Mauricio Macri y Marcos Peña intentan inyectar optimismo, pero en el PRO ya empezó la ceremonia del adiós

Lunes, 09 Septiembre de 2019
Lunes, 09 Septiembre de 2019

El Presidente y el Jefe de Gabinete se muestran convencidos de que se puede revertir el resultado electoral. Mientras, en silencio, los funcionarios se preparan para una derrota y proyectan un futuro en el sector privado

El estado de ánimo de Mauricio Macri es cambiante. Delante de sus ministros y secretarios, busca mostrarse seguro de que es posible revertir la derrota de las PASO. Él y Marcos Peña aparecen como los más optimistas. Entre los funcionarios, en cambio, predomina el pesimismo y ya parecen haber comenzado a despedirse del poder. En el Gobierno se ha vuelto frecuente escuchar conversaciones -con el único cuidado de no hacerlo nunca cerca del Presidente- sobre lugares paradisíacos en los que planean unas largas vacaciones o ambiciosos proyectos laborales en la actividad privada.

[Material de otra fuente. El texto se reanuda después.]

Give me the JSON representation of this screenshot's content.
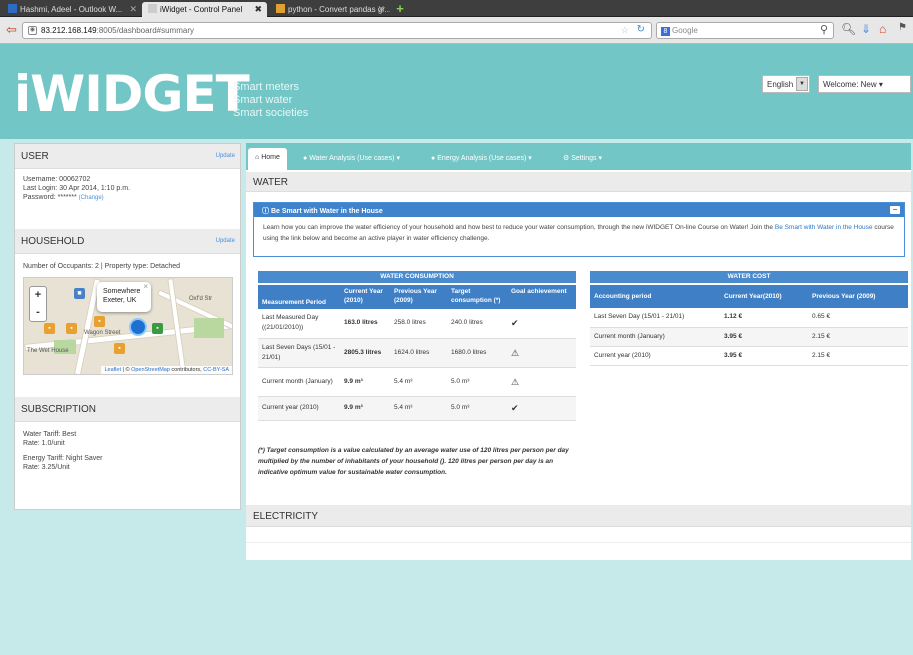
{
  "browser": {
    "tabs": [
      {
        "label": "Hashmi, Adeel - Outlook W...",
        "active": false
      },
      {
        "label": "iWidget - Control Panel",
        "active": true
      },
      {
        "label": "python - Convert pandas gr...",
        "active": false
      }
    ],
    "url_host": "83.212.168.149",
    "url_rest": ":8005/dashboard#summary",
    "search_placeholder": "Google"
  },
  "header": {
    "logo": "iWIDGET",
    "tagline_1": "Smart meters",
    "tagline_2": "Smart water",
    "tagline_3": "Smart societies",
    "language": "English",
    "welcome": "Welcome: New"
  },
  "user": {
    "title": "USER",
    "update": "Update",
    "username": "Username: 00062702",
    "last_login": "Last Login: 30 Apr 2014, 1:10 p.m.",
    "password": "Password: *******",
    "change": "(Change)"
  },
  "household": {
    "title": "HOUSEHOLD",
    "update": "Update",
    "info": "Number of Occupants: 2 | Property type: Detached",
    "popup_line1": "Somewhere",
    "popup_line2": "Exeter, UK",
    "attr_leaflet": "Leaflet",
    "attr_mid": " | © ",
    "attr_osm": "OpenStreetMap",
    "attr_contrib": " contributors, ",
    "attr_cc": "CC-BY-SA",
    "label_street": "Wagon Street",
    "label_church": "The Wet House",
    "label_oxford": "Oxf'd Str"
  },
  "subscription": {
    "title": "SUBSCRIPTION",
    "water_tariff": "Water Tariff: Best",
    "water_rate": "Rate: 1.0/unit",
    "energy_tariff": "Energy Tariff: Night Saver",
    "energy_rate": "Rate: 3.25/Unit"
  },
  "tabs": {
    "home": "Home",
    "water": "Water Analysis (Use cases)",
    "energy": "Energy Analysis (Use cases)",
    "settings": "Settings"
  },
  "water": {
    "title": "WATER",
    "info_title": "Be Smart with Water in the House",
    "info_text_1": "Learn how you can improve the water efficiency of your household and how best to reduce your water consumption, through the new iWIDGET On-line Course on Water! Join the ",
    "info_link": "Be Smart with Water in the House",
    "info_text_2": " course using the link below and become an active player in water efficiency challenge.",
    "consumption_title": "WATER CONSUMPTION",
    "consumption_headers": [
      "Measurement Period",
      "Current Year (2010)",
      "Previous Year (2009)",
      "Target consumption (*)",
      "Goal achievement"
    ],
    "consumption_rows": [
      [
        "Last Measured Day ((21/01/2010))",
        "163.0 litres",
        "258.0 litres",
        "240.0 litres",
        "✔"
      ],
      [
        "Last Seven Days (15/01 - 21/01)",
        "2805.3 litres",
        "1624.0 litres",
        "1680.0 litres",
        "⚠"
      ],
      [
        "Current month (January)",
        "9.9 m³",
        "5.4 m³",
        "5.0 m³",
        "⚠"
      ],
      [
        "Current year (2010)",
        "9.9 m³",
        "5.4 m³",
        "5.0 m³",
        "✔"
      ]
    ],
    "cost_title": "WATER COST",
    "cost_headers": [
      "Accounting period",
      "Current Year(2010)",
      "Previous Year (2009)"
    ],
    "cost_rows": [
      [
        "Last Seven Day (15/01 - 21/01)",
        "1.12 €",
        "0.65 €"
      ],
      [
        "Current month (January)",
        "3.95 €",
        "2.15 €"
      ],
      [
        "Current year (2010)",
        "3.95 €",
        "2.15 €"
      ]
    ],
    "note": "(*) Target consumption is a value calculated by an average water use of 120 litres per person per day multiplied by the number of inhabitants of your household (). 120 litres per person per day is an indicative optimum value for sustainable water consumption."
  },
  "electricity": {
    "title": "ELECTRICITY"
  },
  "colors": {
    "header_teal": "#72c6c6",
    "table_blue": "#3f7fc6",
    "background": "#c6e9e9"
  }
}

Macri hace lo que puede para tratar de contagiar entusiasmo. Este miércoles, en la quinta de Olivos, recibió a los atletas argentinos que participaron en los Juegos Parapanamericanos en Perú. "Nosotros vamos a ganar, como ganaron ustedes", les dijo. Poco antes, cuando salían de la residencia presidencial tras el encuentro con los legisladores de Cambiemos, dos funcionarios de primer nivel conversaron sobre la posibilidad concreta de asociarse el año que viene para poner en marcha una consultora política. No son los únicos con proyectos de esas características.

El clima que se respira en la Casa Rosada es extraño. Tres fuentes consultadas por Infobae coincidieron en resaltar que la última semana algo cambió. Como si se hubiera abandonado el estado de negación que caracterizó a los 15 días siguientes a las PASO para comenzar una suerte de duelo liso y llano. Las últimas medidas económicas y cada una de las definiciones que fue dejando el nuevo ministro de Hacienda, Hernán Lacunza, fueron un baño de realismo. Su antecesor, Nicolás Dujovne, perteneció siempre al grupo de los optimistas irracionales. Eso sí: ya sea por falta de tiempo o de costumbre, en las reuniones de estos días no se escuchó ninguna autocrítica.

Los amigos de Macri en el Gobierno saben que el Presidente sigue afectado por la derrota de las primarias del 11 de agosto. Se imaginan que debe haber llorado en privado, pero lo consideran un competidor nato que no se resignará hasta conocer los resultados del 27 de octubre.

No es momento para reproches. Pero algún funcionario con poder institucional recuerda ahora que le sugirió tres veces a Macri que no se presentara a la reelección. Le recomendó concretamente declinar sus candidatura presidencial y convocar a una gran PASO entre María Eugenia Vidal -como representante de Cambiemos- y el peronismo federal que en ese momento encarnaban Juan Schiaretti, Sergio Massa, Miguel Ángel Pichetto y Juan Manuel Urtubey. Ese dirigente cuenta que el Presidente llegó a dudar cuando escuchó su propuesta. Pero se impuso el optimismo del microclima del poder y, como se sabe, fue candidato y perdió.

Nadie se anima a preguntarle hoy a Macri qué planes tiene para el futuro. Saben que enfrenta varios desafíos simultáneos: gobernar un país con una economía que no da respiro, llegar al 10 de diciembre de la mejor manera posible y tratar de revertir el resultado electoral. Lo que sucede es que el orden de esos desafíos a veces sufre alteraciones. Macri necesita autoconvencerse de que todavía se puede ganar.